Memory-like CD8+ T cells lacking PD-1 adapt to persistent stimulation by reducing TCR signal transduction rather than increasing exhaustion

CD8 + T cells respond to persistent stimulation during chronic viral infection by stably expressing co-inhibitory receptors and other exhaustion-related molecules. Here we addressed how memory-like CD8 + T (T ML ) cells, which sustain the immune response to chronic infection thanks to their stem-like properties, adapt to chronic stimulation when they cannot express the co-inhibitory receptor PD-1. We found an increased initial generation and stable long-term persistence of T ML cells lacking PD-1 during chronic viral infection.
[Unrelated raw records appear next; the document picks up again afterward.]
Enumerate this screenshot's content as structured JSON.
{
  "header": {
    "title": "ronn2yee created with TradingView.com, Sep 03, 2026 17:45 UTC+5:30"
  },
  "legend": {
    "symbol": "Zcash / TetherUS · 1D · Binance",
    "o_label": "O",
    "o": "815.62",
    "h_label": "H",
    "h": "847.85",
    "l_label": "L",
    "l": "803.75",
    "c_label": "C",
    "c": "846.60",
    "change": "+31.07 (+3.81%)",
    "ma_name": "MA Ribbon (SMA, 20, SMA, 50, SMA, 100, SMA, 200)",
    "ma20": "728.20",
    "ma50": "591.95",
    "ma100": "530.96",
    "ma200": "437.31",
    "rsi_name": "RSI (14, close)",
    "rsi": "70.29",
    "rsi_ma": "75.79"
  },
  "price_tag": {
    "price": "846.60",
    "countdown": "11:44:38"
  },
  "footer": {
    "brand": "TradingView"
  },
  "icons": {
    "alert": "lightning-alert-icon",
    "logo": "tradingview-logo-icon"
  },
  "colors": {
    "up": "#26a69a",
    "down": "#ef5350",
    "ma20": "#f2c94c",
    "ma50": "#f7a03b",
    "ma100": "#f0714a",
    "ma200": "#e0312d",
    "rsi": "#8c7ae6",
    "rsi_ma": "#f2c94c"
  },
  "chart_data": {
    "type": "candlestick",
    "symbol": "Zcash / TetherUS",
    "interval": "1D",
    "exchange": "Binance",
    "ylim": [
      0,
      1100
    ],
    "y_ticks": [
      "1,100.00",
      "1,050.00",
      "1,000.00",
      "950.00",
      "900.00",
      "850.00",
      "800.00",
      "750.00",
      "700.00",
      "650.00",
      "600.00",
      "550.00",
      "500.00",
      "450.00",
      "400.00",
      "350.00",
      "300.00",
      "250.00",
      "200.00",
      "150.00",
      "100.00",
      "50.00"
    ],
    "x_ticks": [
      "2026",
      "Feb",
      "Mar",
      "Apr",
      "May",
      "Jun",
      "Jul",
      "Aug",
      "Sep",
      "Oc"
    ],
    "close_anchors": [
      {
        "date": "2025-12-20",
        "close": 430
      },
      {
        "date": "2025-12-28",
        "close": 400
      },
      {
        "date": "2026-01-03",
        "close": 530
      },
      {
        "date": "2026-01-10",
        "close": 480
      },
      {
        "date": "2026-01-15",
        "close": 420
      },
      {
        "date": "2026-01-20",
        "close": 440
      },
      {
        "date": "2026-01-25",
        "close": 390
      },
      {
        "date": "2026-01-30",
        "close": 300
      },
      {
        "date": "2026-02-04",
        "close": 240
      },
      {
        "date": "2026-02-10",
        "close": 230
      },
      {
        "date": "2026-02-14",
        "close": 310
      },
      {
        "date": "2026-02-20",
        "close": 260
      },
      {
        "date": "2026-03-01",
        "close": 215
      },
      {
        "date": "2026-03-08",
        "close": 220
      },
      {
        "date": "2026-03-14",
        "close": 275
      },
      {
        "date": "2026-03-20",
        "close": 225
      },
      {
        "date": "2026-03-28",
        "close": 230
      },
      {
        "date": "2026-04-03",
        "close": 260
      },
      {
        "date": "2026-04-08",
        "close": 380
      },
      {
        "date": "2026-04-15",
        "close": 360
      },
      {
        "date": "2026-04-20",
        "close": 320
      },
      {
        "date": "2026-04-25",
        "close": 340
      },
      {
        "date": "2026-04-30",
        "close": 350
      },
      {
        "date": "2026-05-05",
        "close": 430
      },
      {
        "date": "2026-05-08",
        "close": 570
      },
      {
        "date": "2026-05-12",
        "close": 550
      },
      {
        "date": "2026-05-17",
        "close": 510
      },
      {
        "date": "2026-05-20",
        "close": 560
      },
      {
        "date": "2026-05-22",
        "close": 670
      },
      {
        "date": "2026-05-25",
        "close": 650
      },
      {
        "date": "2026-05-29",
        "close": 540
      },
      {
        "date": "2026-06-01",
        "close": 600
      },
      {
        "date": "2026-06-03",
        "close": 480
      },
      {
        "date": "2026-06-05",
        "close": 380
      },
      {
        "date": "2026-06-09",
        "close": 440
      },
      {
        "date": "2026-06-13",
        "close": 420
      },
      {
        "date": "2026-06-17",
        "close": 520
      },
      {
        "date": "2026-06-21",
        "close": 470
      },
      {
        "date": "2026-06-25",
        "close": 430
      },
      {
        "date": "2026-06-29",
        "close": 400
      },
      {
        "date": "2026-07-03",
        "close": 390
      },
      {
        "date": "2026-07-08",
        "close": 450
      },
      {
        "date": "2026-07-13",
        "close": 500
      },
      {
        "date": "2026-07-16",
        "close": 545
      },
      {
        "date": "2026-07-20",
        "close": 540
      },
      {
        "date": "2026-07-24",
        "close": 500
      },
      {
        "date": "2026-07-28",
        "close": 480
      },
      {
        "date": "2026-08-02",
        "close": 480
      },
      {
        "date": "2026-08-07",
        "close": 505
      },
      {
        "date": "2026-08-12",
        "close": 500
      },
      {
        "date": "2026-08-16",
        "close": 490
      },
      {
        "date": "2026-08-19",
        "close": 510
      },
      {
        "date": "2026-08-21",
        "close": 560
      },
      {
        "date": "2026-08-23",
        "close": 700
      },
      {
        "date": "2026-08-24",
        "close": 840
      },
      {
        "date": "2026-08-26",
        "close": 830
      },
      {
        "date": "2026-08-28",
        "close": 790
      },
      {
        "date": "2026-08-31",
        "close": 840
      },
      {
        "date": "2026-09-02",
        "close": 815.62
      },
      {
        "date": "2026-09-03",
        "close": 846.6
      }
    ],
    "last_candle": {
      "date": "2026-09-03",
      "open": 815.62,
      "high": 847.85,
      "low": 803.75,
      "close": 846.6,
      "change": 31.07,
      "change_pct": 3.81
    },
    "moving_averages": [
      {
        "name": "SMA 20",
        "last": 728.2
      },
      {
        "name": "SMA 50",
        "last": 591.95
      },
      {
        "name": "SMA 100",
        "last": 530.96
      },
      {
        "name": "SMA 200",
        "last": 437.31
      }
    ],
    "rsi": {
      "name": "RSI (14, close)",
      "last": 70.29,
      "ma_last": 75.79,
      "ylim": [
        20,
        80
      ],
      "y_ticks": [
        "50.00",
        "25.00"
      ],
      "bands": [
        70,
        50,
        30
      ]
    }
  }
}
However, these cells had a reduced ability regenerate upon acute restimulation in the context of a recall response. Mechanistically, the lack of PD-1-mediated inhibition was not compensated by an increased expression of other co-inhibitory receptors or exhaustion related molecules. Rather, the absence of PD-1 resulted in a reduced capacity of the TCR to activate T ML cells and to express stemness genes including Myb and Klf4 . Similar albeit weaker effects on T ML cells were noted when PD-1 engagement was transiently interrupted due to anti-PD-L1 treatment. Thus, stem-like CD8 + T cells responding to chronic viral infection adapt to the absence of PD-1-dependent co-inhibitory signals by further reducing TCR-mediated activation signaling, likely to prevent excessive or prolonged stimulation of these cells.